135 It is recommended that at least once a month, you should record the daily milk yield of each lactating dairy cow and monitor this against the appropriate lactation curves for the yield level of the herd. You should use these figures and other available data as a management tool in order to identify possible welfare problems at an early stage.
136 When you offer concentrated dry feeds on their own to dairy cows, you should normally limit the amounts to a maximum of 4 kg in any one feed. This is to reduce the risk of rumen acidosis (i.e. too much grain in the rumen leading to digestive problems) and other metabolic disorders. To make sure that the animals have enough to eat, you should make alternative feeds freely available at all times.
137 To allow for cows to eat as much forage as they want, you should offer more than you expect them to eat each day. You should remove any old or stale feed which could contaminate fresh feed and spoil the animals' appetite.
138 You should carefully introduce dairy heifers to the adult herd at least four weeks before calving, so that they have time to get used to their new and unfamiliar surroundings - including the milking parlour.
139 If you are introducing cows of high genetic potential into a dairy herd (i.e. cows that have been bred for high milk yield), you will need expert advice on nutrition. High metabolic turnover in such cows can mean that they have a greater risk of:
- failure to become pregnant or maintain pregnancy; and
- metabolic disorders.
These animals potentially need a higher standard of management and nutrition to maintain a satisfactory standard of welfare.
140 Before high-yielding dairy cattle are fed on conserved forages (such as silage and hay), you should analyse feed samples to check their nutritional value. If necessary, you should get expert advice on how you can supplement the diet to match the animals' age and species. You also need to analyse the quality of feeds you buy (including by-products, such as brewers' grains), if the supplier does not provide an analysis.
141 You should dry lactating cows off quickly and put them on an appetising forage diet, which will maintain their body condition. From 2 to 3 weeks before calving, you should gradually introduce the cows to the production ration (i.e. the phased introduction of the higher energy, post-calving diet) to avoid a sudden change of diet.
142 As with any other infection, mastitis can cause the animals distress and suffering so you should therefore control it. Despite the overall reduction in clinical mastitis, the level of environmental infection has hardly changed. Dairy producers should follow the Defra Mastitis Management Action Plan (Mastitis MAP) which, together with good stockmanship and environmental management, will help you to control mastitis infection.
The Mastitis MAP covers:
- hygiene teat management (such as keeping the teats clean);
- promptly identifying and treating clinical cases;
- dry-cow management and therapy;
- accurate record keeping;
- culling of chronically infected cows; and
- regular milking-machine maintenance and testing.

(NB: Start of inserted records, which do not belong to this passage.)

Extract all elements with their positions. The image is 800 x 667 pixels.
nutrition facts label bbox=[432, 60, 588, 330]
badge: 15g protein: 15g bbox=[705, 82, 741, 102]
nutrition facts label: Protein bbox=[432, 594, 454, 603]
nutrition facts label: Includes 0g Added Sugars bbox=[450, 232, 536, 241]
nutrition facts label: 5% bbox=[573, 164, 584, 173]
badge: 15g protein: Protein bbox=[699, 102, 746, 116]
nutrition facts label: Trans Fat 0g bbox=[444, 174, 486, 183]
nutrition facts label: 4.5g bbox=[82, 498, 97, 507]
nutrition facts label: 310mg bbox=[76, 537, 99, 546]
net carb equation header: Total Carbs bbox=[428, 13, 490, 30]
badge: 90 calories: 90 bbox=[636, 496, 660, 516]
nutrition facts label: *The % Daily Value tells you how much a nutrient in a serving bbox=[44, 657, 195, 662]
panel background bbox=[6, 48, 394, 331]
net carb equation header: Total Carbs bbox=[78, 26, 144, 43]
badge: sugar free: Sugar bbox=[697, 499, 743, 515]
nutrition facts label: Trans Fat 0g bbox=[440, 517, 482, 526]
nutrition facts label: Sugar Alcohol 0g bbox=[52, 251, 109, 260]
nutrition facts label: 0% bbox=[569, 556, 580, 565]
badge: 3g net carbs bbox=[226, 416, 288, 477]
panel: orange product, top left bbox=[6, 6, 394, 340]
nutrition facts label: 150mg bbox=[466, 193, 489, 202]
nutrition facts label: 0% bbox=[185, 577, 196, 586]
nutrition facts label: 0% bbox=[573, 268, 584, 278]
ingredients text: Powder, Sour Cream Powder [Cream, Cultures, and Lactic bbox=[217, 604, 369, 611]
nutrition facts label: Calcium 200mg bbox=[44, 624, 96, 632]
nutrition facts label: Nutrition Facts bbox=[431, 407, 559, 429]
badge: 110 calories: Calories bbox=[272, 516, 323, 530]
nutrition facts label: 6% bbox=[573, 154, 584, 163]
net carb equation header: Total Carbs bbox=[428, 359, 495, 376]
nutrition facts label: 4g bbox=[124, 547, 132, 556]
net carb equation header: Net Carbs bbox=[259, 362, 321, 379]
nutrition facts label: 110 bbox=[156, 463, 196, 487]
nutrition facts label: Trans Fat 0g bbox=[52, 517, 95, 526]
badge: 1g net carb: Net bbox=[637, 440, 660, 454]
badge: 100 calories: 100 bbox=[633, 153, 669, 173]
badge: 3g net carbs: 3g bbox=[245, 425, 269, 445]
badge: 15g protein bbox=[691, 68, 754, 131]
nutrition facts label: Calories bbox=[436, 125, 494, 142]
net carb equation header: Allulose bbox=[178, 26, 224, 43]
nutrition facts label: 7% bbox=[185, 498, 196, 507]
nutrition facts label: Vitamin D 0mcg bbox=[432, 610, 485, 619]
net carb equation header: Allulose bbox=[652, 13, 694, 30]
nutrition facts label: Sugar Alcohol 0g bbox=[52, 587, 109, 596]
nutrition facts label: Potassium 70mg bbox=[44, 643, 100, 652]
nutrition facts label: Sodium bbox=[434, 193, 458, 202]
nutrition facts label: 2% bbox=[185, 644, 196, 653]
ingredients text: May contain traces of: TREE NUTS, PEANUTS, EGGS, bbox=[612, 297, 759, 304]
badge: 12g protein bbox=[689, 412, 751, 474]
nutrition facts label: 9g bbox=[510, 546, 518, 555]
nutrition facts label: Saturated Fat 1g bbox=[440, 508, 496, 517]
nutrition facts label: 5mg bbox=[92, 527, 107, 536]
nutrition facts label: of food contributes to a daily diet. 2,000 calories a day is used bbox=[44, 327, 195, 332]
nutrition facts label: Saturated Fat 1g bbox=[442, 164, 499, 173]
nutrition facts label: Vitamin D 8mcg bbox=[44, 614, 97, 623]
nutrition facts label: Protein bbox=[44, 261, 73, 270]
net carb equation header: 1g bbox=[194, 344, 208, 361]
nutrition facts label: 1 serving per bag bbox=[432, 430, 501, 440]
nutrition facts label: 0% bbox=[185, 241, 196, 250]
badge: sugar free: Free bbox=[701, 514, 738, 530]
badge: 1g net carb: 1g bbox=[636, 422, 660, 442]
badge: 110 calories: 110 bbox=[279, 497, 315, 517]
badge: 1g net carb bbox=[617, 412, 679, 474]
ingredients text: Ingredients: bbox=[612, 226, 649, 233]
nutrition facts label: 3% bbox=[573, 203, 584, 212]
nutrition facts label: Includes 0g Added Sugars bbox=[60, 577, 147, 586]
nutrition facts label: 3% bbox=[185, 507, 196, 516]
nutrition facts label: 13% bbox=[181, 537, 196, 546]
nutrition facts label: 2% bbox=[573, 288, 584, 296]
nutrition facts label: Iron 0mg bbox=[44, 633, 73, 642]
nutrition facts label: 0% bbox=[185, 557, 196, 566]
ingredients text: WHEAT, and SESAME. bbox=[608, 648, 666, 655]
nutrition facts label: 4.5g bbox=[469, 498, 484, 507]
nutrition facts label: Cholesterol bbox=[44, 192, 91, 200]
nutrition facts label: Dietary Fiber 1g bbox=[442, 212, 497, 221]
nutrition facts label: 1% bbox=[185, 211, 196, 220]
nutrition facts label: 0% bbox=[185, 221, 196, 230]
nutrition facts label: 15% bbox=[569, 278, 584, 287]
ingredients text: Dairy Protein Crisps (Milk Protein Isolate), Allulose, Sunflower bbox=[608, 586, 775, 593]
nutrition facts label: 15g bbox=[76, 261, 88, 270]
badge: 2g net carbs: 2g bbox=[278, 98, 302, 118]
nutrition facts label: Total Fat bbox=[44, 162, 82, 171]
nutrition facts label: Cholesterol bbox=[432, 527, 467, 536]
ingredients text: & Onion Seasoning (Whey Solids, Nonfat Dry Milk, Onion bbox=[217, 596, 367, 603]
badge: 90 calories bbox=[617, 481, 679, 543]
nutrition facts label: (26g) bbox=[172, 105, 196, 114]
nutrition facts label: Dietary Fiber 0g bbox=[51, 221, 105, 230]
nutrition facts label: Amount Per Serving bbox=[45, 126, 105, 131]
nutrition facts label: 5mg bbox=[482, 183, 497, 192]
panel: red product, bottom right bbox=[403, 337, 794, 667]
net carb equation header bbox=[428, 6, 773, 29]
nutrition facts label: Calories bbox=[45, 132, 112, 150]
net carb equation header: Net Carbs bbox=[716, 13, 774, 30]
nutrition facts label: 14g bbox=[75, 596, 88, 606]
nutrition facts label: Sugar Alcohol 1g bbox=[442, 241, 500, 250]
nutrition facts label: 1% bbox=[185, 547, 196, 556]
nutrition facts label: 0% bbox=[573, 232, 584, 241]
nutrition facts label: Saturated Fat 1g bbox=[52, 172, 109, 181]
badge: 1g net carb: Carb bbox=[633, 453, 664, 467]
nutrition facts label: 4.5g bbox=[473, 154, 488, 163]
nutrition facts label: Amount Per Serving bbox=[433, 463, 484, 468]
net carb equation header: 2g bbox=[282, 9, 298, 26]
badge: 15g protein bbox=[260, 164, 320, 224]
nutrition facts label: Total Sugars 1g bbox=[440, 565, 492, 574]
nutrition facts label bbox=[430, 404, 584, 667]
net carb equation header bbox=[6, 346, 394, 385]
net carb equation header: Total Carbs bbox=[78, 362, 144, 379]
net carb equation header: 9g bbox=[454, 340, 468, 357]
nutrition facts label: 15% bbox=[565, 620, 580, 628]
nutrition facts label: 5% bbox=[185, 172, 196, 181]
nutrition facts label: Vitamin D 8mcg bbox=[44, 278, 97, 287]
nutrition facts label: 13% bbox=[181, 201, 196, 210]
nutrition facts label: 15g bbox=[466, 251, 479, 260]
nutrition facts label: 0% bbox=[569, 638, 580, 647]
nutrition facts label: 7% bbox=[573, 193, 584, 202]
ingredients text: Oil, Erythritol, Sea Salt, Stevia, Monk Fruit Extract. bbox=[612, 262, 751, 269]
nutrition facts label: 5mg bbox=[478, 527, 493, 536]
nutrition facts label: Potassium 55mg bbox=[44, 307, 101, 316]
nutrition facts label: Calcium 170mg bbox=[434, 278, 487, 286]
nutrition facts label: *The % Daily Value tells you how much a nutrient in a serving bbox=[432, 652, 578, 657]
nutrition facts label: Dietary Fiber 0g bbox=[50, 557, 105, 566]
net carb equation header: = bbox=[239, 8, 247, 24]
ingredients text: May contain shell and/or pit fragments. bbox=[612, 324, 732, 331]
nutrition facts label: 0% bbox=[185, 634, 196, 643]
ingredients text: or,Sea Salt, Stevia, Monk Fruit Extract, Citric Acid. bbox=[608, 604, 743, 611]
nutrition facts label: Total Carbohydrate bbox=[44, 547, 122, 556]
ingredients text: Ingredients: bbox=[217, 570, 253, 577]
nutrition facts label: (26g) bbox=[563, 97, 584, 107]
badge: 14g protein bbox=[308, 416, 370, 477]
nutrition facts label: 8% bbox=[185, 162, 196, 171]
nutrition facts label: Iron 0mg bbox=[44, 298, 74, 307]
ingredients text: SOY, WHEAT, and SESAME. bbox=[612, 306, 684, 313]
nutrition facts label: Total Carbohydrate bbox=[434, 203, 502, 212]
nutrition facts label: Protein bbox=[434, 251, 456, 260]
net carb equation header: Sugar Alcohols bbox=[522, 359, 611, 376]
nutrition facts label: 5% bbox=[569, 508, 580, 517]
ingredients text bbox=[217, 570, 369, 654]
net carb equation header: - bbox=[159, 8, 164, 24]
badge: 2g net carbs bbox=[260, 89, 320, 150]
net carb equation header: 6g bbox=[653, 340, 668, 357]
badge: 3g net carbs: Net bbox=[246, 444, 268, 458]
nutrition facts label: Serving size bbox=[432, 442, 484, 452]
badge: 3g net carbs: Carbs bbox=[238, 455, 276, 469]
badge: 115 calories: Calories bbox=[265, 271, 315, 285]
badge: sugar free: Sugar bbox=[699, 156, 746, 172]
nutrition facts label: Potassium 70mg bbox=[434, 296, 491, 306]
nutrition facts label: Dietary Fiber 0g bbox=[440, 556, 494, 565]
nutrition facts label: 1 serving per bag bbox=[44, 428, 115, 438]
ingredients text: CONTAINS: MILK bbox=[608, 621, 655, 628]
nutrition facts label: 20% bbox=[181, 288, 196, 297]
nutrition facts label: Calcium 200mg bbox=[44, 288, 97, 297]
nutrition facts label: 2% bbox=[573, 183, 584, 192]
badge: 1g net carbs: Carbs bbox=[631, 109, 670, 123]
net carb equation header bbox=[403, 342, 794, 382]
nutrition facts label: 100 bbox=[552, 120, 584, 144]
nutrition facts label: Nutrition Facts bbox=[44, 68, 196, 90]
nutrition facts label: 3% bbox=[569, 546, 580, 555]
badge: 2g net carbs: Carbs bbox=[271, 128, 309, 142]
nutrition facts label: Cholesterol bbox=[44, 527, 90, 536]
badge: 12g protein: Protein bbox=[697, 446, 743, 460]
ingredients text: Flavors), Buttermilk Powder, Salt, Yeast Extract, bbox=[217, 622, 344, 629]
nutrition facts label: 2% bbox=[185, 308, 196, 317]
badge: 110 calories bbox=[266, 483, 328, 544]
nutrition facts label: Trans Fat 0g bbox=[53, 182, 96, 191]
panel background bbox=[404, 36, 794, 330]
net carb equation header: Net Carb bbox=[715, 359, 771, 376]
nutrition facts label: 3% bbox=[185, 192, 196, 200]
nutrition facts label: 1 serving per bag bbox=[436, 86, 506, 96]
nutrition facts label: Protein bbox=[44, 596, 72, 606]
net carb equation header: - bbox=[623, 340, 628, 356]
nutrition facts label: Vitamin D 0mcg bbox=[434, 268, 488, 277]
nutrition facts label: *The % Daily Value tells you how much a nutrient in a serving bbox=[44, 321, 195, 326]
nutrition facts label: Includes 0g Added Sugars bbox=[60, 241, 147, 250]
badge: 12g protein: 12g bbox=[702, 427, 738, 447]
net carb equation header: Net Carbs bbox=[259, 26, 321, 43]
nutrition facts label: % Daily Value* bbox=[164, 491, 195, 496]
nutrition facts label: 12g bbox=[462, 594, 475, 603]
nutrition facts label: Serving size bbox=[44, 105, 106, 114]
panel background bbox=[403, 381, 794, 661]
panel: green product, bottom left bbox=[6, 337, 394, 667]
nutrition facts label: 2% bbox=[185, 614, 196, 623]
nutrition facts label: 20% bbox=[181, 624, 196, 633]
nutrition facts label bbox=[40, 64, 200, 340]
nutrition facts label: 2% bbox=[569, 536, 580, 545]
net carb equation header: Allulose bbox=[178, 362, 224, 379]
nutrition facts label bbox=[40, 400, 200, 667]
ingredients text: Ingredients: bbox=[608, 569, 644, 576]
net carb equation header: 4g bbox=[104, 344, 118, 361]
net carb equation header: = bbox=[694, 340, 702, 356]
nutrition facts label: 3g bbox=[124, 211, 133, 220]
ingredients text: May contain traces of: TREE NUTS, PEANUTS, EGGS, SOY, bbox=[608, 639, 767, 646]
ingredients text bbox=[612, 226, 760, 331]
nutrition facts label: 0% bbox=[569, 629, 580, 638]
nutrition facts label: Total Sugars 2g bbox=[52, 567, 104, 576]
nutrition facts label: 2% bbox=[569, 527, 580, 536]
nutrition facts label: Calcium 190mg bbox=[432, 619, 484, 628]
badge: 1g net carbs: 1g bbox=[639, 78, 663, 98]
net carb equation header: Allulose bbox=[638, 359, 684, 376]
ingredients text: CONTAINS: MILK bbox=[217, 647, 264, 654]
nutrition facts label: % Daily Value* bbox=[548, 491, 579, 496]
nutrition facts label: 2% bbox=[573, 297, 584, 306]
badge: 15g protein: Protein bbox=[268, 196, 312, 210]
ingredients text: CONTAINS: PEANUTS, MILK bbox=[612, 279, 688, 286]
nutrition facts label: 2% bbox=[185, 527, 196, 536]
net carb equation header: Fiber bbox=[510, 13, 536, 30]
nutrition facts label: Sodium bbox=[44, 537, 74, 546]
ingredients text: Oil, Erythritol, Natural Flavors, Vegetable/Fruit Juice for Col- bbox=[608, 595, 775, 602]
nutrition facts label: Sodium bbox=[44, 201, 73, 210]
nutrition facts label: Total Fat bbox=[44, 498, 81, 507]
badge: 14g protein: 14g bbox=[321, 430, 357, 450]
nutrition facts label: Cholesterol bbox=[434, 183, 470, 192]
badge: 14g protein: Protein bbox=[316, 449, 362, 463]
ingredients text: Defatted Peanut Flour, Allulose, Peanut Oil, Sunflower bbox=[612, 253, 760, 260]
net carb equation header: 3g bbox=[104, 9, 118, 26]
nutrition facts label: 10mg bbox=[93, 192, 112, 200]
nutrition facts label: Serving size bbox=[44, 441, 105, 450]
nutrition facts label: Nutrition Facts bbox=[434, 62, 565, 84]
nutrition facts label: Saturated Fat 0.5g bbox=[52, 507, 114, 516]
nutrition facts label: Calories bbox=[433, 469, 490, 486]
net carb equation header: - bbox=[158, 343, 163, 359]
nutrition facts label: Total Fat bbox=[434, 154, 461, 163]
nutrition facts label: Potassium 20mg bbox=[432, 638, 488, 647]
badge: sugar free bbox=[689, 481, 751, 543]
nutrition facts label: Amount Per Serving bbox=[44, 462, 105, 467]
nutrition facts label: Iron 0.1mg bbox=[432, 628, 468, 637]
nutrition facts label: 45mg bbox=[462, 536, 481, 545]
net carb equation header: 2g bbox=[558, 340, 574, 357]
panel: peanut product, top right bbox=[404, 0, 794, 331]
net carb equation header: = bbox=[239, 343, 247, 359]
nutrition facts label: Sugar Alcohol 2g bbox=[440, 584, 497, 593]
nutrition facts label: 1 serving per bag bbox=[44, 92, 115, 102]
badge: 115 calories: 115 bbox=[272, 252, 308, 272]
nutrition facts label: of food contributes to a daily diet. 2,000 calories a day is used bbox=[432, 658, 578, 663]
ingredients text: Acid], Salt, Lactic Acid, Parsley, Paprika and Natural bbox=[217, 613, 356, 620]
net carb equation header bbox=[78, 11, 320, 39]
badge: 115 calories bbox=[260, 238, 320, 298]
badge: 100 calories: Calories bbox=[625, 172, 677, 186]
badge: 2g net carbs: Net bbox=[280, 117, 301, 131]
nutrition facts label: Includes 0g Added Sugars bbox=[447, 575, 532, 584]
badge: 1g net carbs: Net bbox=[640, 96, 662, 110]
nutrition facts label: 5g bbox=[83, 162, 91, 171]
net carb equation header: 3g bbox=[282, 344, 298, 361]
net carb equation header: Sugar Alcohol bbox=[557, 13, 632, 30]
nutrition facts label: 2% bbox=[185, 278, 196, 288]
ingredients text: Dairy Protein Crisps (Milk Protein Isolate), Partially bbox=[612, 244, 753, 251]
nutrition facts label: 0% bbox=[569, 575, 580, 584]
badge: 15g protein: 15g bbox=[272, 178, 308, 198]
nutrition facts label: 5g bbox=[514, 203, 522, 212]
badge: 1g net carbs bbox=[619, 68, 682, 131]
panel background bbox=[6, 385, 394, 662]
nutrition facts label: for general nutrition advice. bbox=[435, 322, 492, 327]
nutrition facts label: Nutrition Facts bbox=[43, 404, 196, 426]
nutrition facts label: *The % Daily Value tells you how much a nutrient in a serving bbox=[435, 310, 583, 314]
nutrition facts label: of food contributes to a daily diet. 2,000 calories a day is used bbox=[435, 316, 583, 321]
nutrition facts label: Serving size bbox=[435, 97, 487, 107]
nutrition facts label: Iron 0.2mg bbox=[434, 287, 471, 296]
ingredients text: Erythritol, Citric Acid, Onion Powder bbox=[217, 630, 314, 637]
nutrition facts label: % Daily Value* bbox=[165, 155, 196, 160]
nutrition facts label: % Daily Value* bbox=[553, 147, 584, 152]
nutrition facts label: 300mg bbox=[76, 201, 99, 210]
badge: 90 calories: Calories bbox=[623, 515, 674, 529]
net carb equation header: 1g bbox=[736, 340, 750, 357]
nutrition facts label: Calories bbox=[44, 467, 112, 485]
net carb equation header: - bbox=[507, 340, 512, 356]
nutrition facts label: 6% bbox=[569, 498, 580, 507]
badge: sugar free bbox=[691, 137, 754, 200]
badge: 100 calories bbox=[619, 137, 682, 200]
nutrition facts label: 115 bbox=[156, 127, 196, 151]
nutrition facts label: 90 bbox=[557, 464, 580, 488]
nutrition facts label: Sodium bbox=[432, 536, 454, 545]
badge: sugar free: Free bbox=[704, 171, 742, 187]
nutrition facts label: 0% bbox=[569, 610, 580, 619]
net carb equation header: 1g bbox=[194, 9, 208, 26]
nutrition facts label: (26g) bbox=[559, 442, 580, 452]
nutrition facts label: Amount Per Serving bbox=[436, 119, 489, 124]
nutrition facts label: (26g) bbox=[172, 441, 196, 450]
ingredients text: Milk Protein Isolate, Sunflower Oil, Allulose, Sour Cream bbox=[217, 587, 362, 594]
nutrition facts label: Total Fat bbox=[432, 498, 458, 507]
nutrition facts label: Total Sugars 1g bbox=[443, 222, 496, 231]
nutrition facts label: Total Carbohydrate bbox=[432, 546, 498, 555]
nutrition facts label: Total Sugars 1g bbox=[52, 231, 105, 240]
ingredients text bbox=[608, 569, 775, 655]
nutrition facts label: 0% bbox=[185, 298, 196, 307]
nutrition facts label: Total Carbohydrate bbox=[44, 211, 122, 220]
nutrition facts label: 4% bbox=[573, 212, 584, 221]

You will find more information in Defra's booklet, Treatment and prevention of mastitis in dairy cows (see the Appendix).
143 You should never leave lactating dairy cows unmilked or with over-full udders. Anyone who milks cows - including relief milkers - should be fully competent to perform all milking procedures. Ideally, formal training should be given to milkers, which would include a period of full supervision by competent, trained operators.
144 A milking machine that is working properly is essential for:
- the cow's comfort;
- optimum milking performance; and
- udder health.
During each milking session, you should make simple checks (such as the working vacuum level) and carry out routine maintenance to make sure that the milking machine is working properly.
145 Where necessary, you should upgrade the milking machine so that there is no machine damage caused to teats and that the cyclic vacuum fluctuations are within the recommended range. You may need specialist advice for this.
146 You should have new or refurbished installations independently tested to ensure correct operation in accordance with manufacturer's recommendations and those contained in the 'British Standard for milking machine installations' (see the Appendix).
147 Each year, a trained and competent operator should carry out at least one full working assessment of the machinery, to ensure that it is operating correctly and to make any necessary repairs or adjustments.